We outline 2 types of events (observations): PeerDiscoveryEvent
and MetadataReceivedEvent
. The second one is most relevant and contains the following fields:
type MetadataReceivedEvent struct {
ENR string `json:"enr"`
ID string `json:"id"`
Multiaddr string `json:"multiaddr"`
Epoch int `json:"epoch"`
MetaData *eth.MetaDataV1 `json:"metadata"`
SubscribedSubnets []int64 `json:"subscribed_subnets"`
ClientVersion string `json:"client_version"`
CrawlerID string `json:"crawler_id"`
CrawlerLoc string `json:"crawler_location"`
Timestamp int64 `json:"timestamp"` // Timestamp in UNIX milliseconds
}
Along with some metadata, this contains all of the fields required to apply the previously described methodology: SubscribedSubnets
contains the actually subscribed subnets, obtained by listening on the GossipSub domain, and MetaData
contains the peer’s long-lived subnets.
All of these events are then sent to a persistent message queue, where they are stored until they’re read by the consumer.
Consumer
The consumer turns the event logs into a stateful view of the network by implementing the methodology described above. It parses the short-lived subnets from the metadata events to get the estimated validator counts, and updates any existing entries in its stateful view. This stateful view is saved in a local sqlite database, which we expose over an API. The table schema roughly looks like this:
validator_tracker (
peer_id TEXT PRIMARY KEY,
enr TEXT,
multiaddr TEXT,
ip TEXT,
port INTEGER,
last_seen INTEGER,
last_epoch INTEGER,
client_version TEXT,
possible_validator BOOLEAN,
max_validator_count INTEGER,
num_observations INTEGER,
hostname TEXT,
city TEXT,
region TEXT,
country TEXT,
latitude REAL,
longitude REAL,
postal_code TEXT,
asn TEXT,
asn_organization TEXT,
asn_type TEXT
)
We then join this data together with an IP location dataset to provide more information about geographical distribution.
Results
Chainbound runs a valtrack deployment that pushes all data to Dune every 24 hours.

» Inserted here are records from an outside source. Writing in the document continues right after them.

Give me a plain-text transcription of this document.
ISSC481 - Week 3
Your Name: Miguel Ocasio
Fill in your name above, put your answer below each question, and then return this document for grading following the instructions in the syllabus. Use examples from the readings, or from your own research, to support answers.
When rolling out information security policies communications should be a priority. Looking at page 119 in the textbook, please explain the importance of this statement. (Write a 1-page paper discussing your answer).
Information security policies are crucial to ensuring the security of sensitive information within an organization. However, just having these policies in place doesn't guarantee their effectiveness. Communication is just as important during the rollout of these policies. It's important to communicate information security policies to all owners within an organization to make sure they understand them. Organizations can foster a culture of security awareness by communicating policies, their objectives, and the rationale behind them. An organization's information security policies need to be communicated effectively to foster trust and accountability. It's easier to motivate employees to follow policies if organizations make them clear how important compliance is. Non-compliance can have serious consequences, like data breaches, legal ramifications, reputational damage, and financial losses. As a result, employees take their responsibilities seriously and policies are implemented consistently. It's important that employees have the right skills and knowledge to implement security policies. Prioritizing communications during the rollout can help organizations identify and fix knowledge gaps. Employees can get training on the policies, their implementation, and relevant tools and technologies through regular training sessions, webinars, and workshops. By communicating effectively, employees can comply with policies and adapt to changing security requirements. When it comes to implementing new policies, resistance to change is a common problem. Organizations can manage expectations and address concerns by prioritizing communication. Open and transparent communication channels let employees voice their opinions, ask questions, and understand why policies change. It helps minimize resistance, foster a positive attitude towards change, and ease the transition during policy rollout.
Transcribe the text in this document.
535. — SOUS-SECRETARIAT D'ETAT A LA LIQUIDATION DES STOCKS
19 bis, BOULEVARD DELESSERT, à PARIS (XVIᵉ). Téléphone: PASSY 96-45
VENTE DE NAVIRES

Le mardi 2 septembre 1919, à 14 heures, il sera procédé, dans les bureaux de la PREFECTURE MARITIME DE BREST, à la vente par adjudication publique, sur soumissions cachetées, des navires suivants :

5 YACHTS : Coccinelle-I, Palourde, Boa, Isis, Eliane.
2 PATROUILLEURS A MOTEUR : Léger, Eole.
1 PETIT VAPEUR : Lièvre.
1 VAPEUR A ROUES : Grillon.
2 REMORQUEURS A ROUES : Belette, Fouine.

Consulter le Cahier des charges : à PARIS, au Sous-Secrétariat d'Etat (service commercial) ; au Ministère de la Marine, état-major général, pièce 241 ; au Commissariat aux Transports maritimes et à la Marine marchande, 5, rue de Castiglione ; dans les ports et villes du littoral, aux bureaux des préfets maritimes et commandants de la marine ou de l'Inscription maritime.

This data has been stripped of sensitive information such as IP addresses and exact coordinates. However, it retains information like city, coordinates with a precision of a 10km radius, and ASN information.

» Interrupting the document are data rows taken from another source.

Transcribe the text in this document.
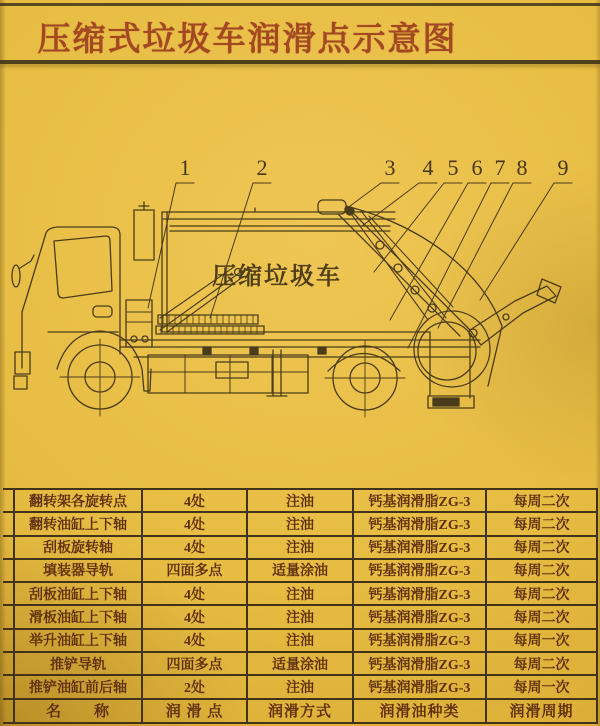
压缩式垃圾车润滑点示意图
压缩垃圾车
1	2	3 4 5 6 7 8 9
	翻转架各旋转点	4处	注油	钙基润滑脂ZG-3	每周二次
	翻转油缸上下轴	4处	注油	钙基润滑脂ZG-3	每周二次
	刮板旋转轴	4处	注油	钙基润滑脂ZG-3	每周二次
	填装器导轨	四面多点	适量涂油	钙基润滑脂ZG-3	每周二次
	刮板油缸上下轴	4处	注油	钙基润滑脂ZG-3	每周二次
	滑板油缸上下轴	4处	注油	钙基润滑脂ZG-3	每周二次
	举升油缸上下轴	4处	注油	钙基润滑脂ZG-3	每周一次
	推铲导轨	四面多点	适量涂油	钙基润滑脂ZG-3	每周二次
	推铲油缸前后轴	2处	注油	钙基润滑脂ZG-3	每周一次
	名　　称	润 滑 点	润滑方式	润滑油种类	润滑周期
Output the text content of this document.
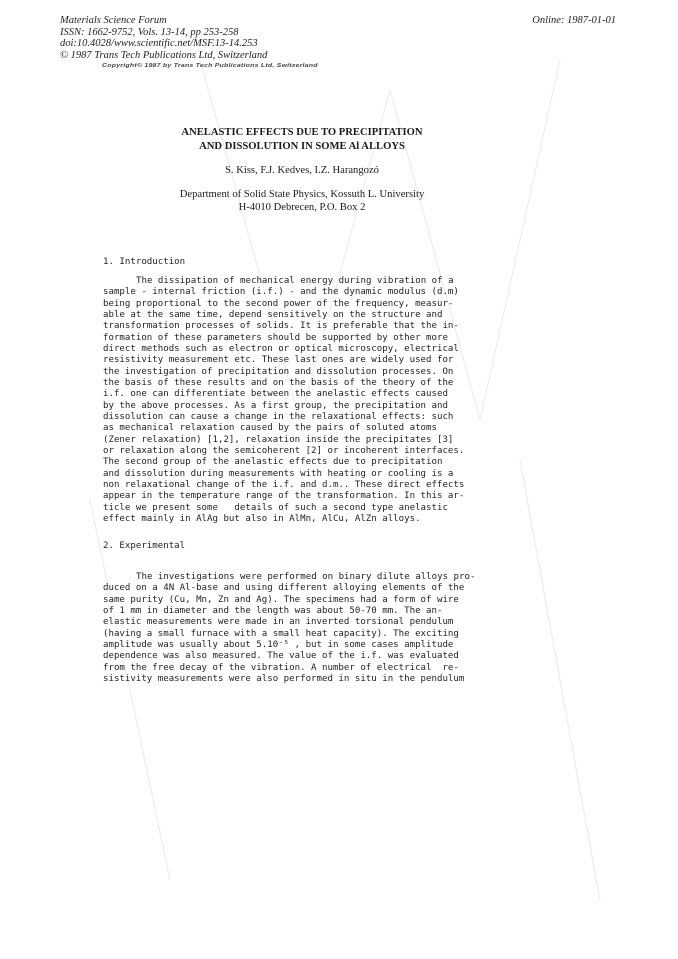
Materials Science Forum
ISSN: 1662-9752, Vols. 13-14, pp 253-258
doi:10.4028/www.scientific.net/MSF.13-14.253
© 1987 Trans Tech Publications Ltd, Switzerland
Online: 1987-01-01
Copyright© 1987 by Trans Tech Publications Ltd, Switzerland
ANELASTIC EFFECTS DUE TO PRECIPITATION
AND DISSOLUTION IN SOME Al ALLOYS
S. Kiss, F.J. Kedves, I.Z. Harangozó
Department of Solid State Physics, Kossuth L. University
H-4010 Debrecen, P.O. Box 2
1. Introduction
The dissipation of mechanical energy during vibration of a
sample - internal friction (i.f.) - and the dynamic modulus (d.m)
being proportional to the second power of the frequency, measur-
able at the same time, depend sensitively on the structure and
transformation processes of solids. It is preferable that the in-
formation of these parameters should be supported by other more
direct methods such as electron or optical microscopy, electrical
resistivity measurement etc. These last ones are widely used for
the investigation of precipitation and dissolution processes. On
the basis of these results and on the basis of the theory of the
i.f. one can differentiate between the anelastic effects caused
by the above processes. As a first group, the precipitation and
dissolution can cause a change in the relaxational effects: such
as mechanical relaxation caused by the pairs of soluted atoms
(Zener relaxation) [1,2], relaxation inside the precipitates [3]
or relaxation along the semicoherent [2] or incoherent interfaces.
The second group of the anelastic effects due to precipitation
and dissolution during measurements with heating or cooling is a
non relaxational change of the i.f. and d.m.. These direct effects
appear in the temperature range of the transformation. In this ar-
ticle we present some   details of such a second type anelastic
effect mainly in AlAg but also in AlMn, AlCu, AlZn alloys.
2. Experimental
The investigations were performed on binary dilute alloys pro-
duced on a 4N Al-base and using different alloying elements of the
same purity (Cu, Mn, Zn and Ag). The specimens had a form of wire
of 1 mm in diameter and the length was about 50-70 mm. The an-
elastic measurements were made in an inverted torsional pendulum
(having a small furnace with a small heat capacity). The exciting
amplitude was usually about 5.10⁻⁵ , but in some cases amplitude
dependence was also measured. The value of the i.f. was evaluated
from the free decay of the vibration. A number of electrical  re-
sistivity measurements were also performed in situ in the pendulum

An example dashboard leveraging this information can be seen here
We also store the individual event logs, like PeerDiscoveryEvent
and MetadataReceivedEvent.
These are available on demand by sending an email to admin@chainbound.io.
Limitations
- The maximum number of validators we can estimate with this methodology per beacon node is 62, due to that being the maximum amount of short-lived subnet subscriptions. This will result in a significantly underreported total number of validators, but should still be able to provide a reasonable estimation of the geographical distribution.

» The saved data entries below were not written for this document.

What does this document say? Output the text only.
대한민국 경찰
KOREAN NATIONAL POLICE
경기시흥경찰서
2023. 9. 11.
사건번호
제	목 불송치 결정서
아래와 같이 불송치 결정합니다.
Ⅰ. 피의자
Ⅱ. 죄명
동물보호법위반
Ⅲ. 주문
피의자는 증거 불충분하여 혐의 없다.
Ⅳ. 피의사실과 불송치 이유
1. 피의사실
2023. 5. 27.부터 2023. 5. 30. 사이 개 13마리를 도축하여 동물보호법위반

- We failed to gather any meaningful data on Teku nodes over the 30-day period, which could signify an error in our P2P implementation and impact the results.
- These results will be skewed towards validators attached to beacon nodes that have opened P2P networking ports in their firewall, which will mostly be beacon nodes running on cloud providers. The reason for this is that our crawler can more easily connect to nodes that have exposed ports.